Plusieurs blouses blanches se présentèrent devant la salle. Après quelques échanges, il fut établi qu'aucun dommage n'était à déplorer. Il avait dû s'agir d'un affaiblissement ponctuel et les réseaux de secours avaient pris le relais, comme prévu. L'un des chercheurs s'occupa d'alerter qui de droit et demanda l'intervention de l'équipe technique. Les équipements seraient vérifiés, les approvisionnements électriques habituels remis en route et tout serait bien vite rentré dans l'ordre.

Ambroise n'était pas du même avis. A nouveau seul avec Sidonie, il remarqua:

— Ce n'était pas une simple coupure de courant: vous avez vu le flash, non?

— Oui mais...

Un écran sur la droite exposait tout un arc-en-ciel de boucles emmêlées, tourbillonnant sans fin. Sidonie s'en approcha, intriguée.

— Qu'est-ce que...

— Quoi?

— Ces arabesques... AGLAÉ... Ça n'a aucun sens?

Un petit haut parleur crachota, sur le côté de l'écran bariolé. Silence. Crachotis. Raclements. Silence. Grésillements.

Gémissements.

— Vous... Vous entendez ça? C'est une voix?

— Non, c'est impossible. Il n'y a aucun micro dans l'autre pièce et cet ordinateur n'est connecté qu'à AGLAÉ.

— Oh... qui... là... daign... tendre...?

— Sidonie, je rêve pas et me dites pas que vous ne l'entendez pas! Quelqu'un parle!

— Je vous dis que ce n'est pas possible!

Et pourtant, Ambroise en était certain. Semblant venir du fond des abysses de cet écheveau de fils, de tubes, de câbles, il entendait une voix. Apeurée, mais vibrante de vie. Peut-être bien féminine. S'il pensait deviner un mot de temps en temps, il ne dégageait aucune phrase cohérente. Il adopta une autre approche.

— Bon, d'accord. Admettons, ce n'est pas une voix. Est-ce que vous pouvez quand même régler ce truc pour qu'on entende mieux?
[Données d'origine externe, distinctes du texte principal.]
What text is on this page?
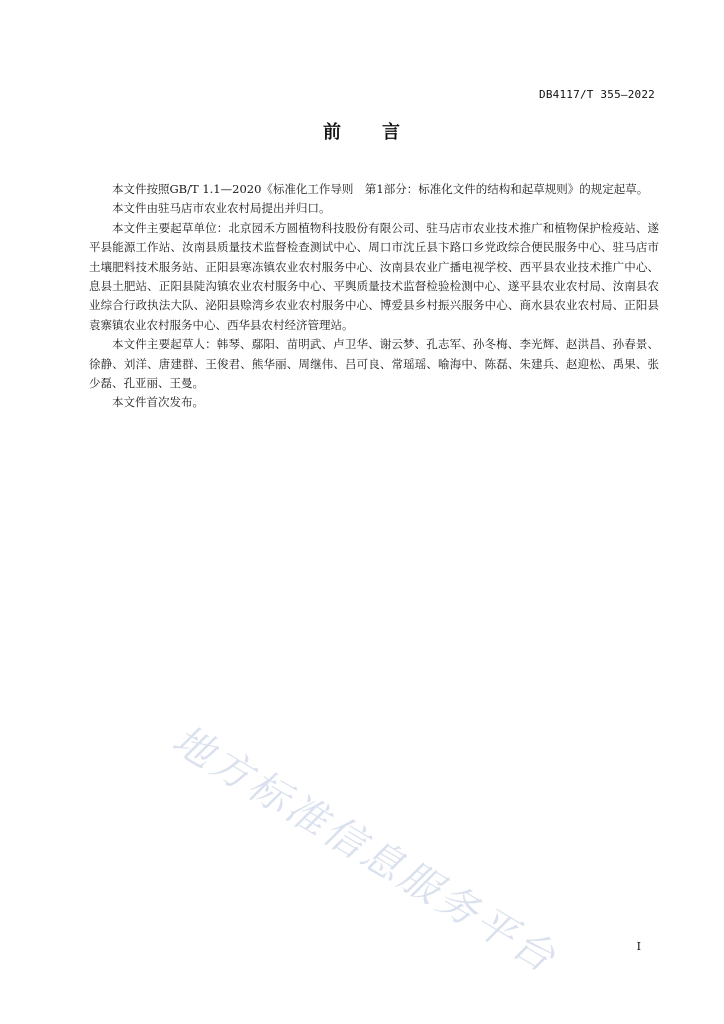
DB4117/T 355—2022
前 言

本文件按照GB/T 1.1—2020《标准化工作导则　第1部分：标准化文件的结构和起草规则》的规定起草。

本文件由驻马店市农业农村局提出并归口。

本文件主要起草单位：北京园禾方圆植物科技股份有限公司、驻马店市农业技术推广和植物保护检疫站、遂平县能源工作站、汝南县质量技术监督检查测试中心、周口市沈丘县卞路口乡党政综合便民服务中心、驻马店市土壤肥料技术服务站、正阳县寒冻镇农业农村服务中心、汝南县农业广播电视学校、西平县农业技术推广中心、息县土肥站、正阳县陡沟镇农业农村服务中心、平舆质量技术监督检验检测中心、遂平县农业农村局、汝南县农业综合行政执法大队、泌阳县赊湾乡农业农村服务中心、博爱县乡村振兴服务中心、商水县农业农村局、正阳县袁寨镇农业农村服务中心、西华县农村经济管理站。

本文件主要起草人：韩琴、鄢阳、苗明武、卢卫华、谢云梦、孔志军、孙冬梅、李光辉、赵洪昌、孙春景、徐静、刘洋、唐建群、王俊君、熊华丽、周继伟、吕可良、常瑶瑶、喻海中、陈磊、朱建兵、赵迎松、禹果、张少磊、孔亚丽、王曼。

本文件首次发布。

地方标准信息服务平台	I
— Euh. Oui, je peux essayer.

La jeune femme s'assit au niveau de l'ordinateur et, faisant disparaître l'enchevêtrement arc-en-ciel de l'écran, lança un programme de gestion des sons.
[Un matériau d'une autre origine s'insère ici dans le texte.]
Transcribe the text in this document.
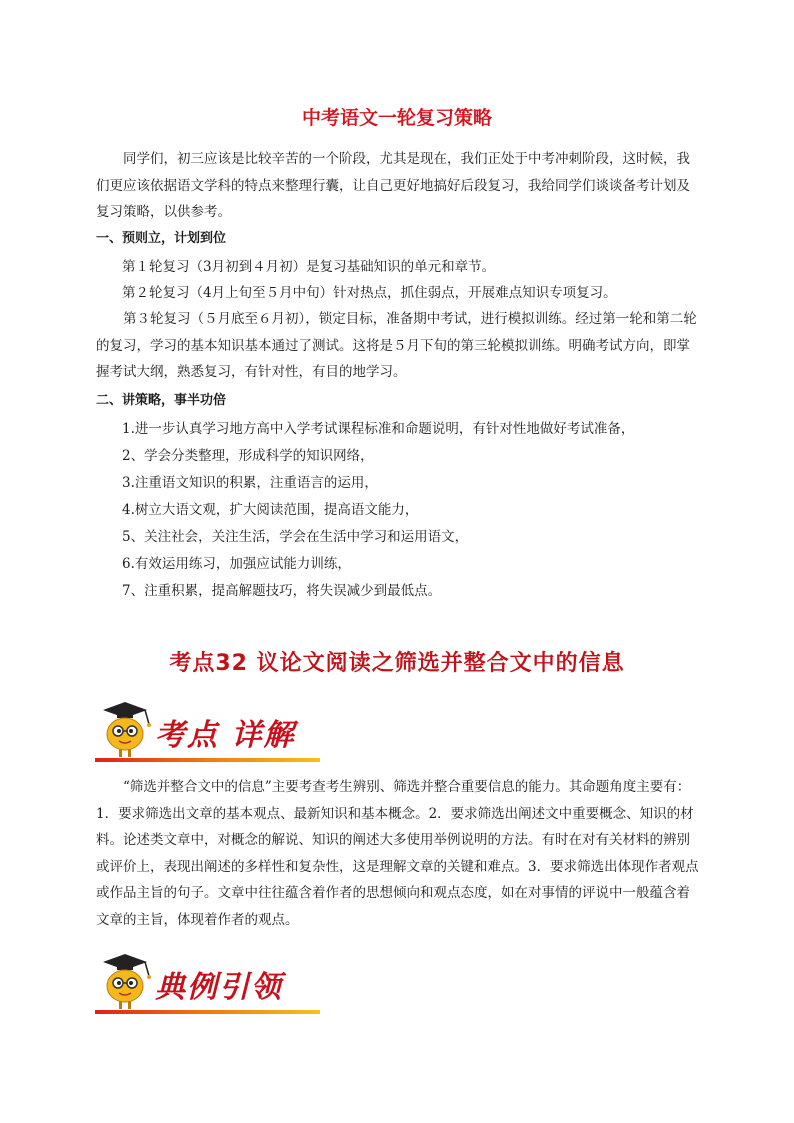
中考语文一轮复习策略

同学们，初三应该是比较辛苦的一个阶段，尤其是现在，我们正处于中考冲刺阶段，这时候，我们更应该依据语文学科的特点来整理行囊，让自己更好地搞好后段复习，我给同学们谈谈备考计划及复习策略，以供参考。

一、预则立，计划到位
第１轮复习（3月初到４月初）是复习基础知识的单元和章节。
第２轮复习（4月上旬至５月中旬）针对热点，抓住弱点，开展难点知识专项复习。

第３轮复习（５月底至６月初），锁定目标，准备期中考试，进行模拟训练。经过第一轮和第二轮的复习，学习的基本知识基本通过了测试。这将是５月下旬的第三轮模拟训练。明确考试方向，即掌握考试大纲，熟悉复习，有针对性，有目的地学习。

二、讲策略，事半功倍
1.进一步认真学习地方高中入学考试课程标准和命题说明，有针对性地做好考试准备，
2、学会分类整理，形成科学的知识网络，
3.注重语文知识的积累，注重语言的运用，
4.树立大语文观，扩大阅读范围，提高语文能力，
5、关注社会，关注生活，学会在生活中学习和运用语文，
6.有效运用练习，加强应试能力训练，
7、注重积累，提高解题技巧，将失误减少到最低点。
考点32 议论文阅读之筛选并整合文中的信息
考点 详解

“筛选并整合文中的信息”主要考查考生辨别、筛选并整合重要信息的能力。其命题角度主要有：1．要求筛选出文章的基本观点、最新知识和基本概念。2．要求筛选出阐述文中重要概念、知识的材料。论述类文章中，对概念的解说、知识的阐述大多使用举例说明的方法。有时在对有关材料的辨别或评价上，表现出阐述的多样性和复杂性，这是理解文章的关键和难点。3．要求筛选出体现作者观点或作品主旨的句子。文章中往往蕴含着作者的思想倾向和观点态度，如在对事情的评说中一般蕴含着文章的主旨，体现着作者的观点。

典例引领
Elle fit glisser différentes curseurs de haut en bas, de droite à gauche, et retour... Au bout de plusieurs tâtonnements, le son émis par le haut-parleur fut plus net:

— Y a-t-il une âme à mon écoute?

Acceptant enfin ce qu’elle entendait, Sidonie lança un regard effrayé à Ambroise:

— Ce n'est pas possible? D'où vient cette voix?

— Sidonie, quelque chose a dû se passer entre le parchemin et cette machine, lorsqu'il y a eu ce flash. Peut-être qu'avec les ions ou qu'est-ce que j'en sais, ça a déclenché un phénomène häx? C'est vous la scientifique!

Elle cria en retour, aussi anxieuse qu’irritée:

— Oui, mais je suis pas spécialiste de magie häx, moi! Ça, c'est vous! Alors pas la peine de me crier dessus!

Ambroise se rendit compte qu'il avait brusqué la jeune femme, inutilement bien sûr. Contrairement à lui, elle ne côtoyait pas le surnaturel au quotidien. Pas étonnant qu'elle n'ait pas vu pas que quelque chose d'inattendu s'était produit. Inattendu, mais toujours sans qu'il ressente de danger, ce qui le surprenait totalement. Il posa la main sur son bras, ce qui aida Sidonie à se calmer légèrement.

— Hum. Pardon. Vous avez raison. Mais j'ai besoin de vous: c'est vous qui connaissez cet endroit. Dites-moi, qu'est-ce qui est différent à l'habitude?

Sidonie inspira longuement, expira. Ricana:

— Ah! En dehors de cette voix sortie de nulle part? Vous êtes un marrant vous.

— Messire?

Ambroise et Sidonie manquèrent un battement de cœur: il y avait bien quelqu'un - ou au moins une voix - qui leur parlait. Et les entendait!

— Messire? Je vous implore d'entendre ma complainte.

La voix était claire, une voix de femme, à n'en pas douter. Un soupçon de peur persistait, mais une calme détermination se décelait dans cette insistance à obtenir une réponse de ... eh bien, de parfaits inconnus... Sidonie resta muette, complètement perdue dans cette situation. Ambroise ne comprenait pas non plus ce qui se passait.

Ce qui ne l'avait jamais empêché d'agir:

— Sidonie, essayez de voir avec vos appareils si vous trouvez ce qui a pu se passer. Moi, je... Je vais entamer la conversation.

Ambroise trouva le micro relié à l'ordinateur et se plaça à sa hauteur. Voilà bien une situation inédite: qu'allait-il bien pouvoir raconter?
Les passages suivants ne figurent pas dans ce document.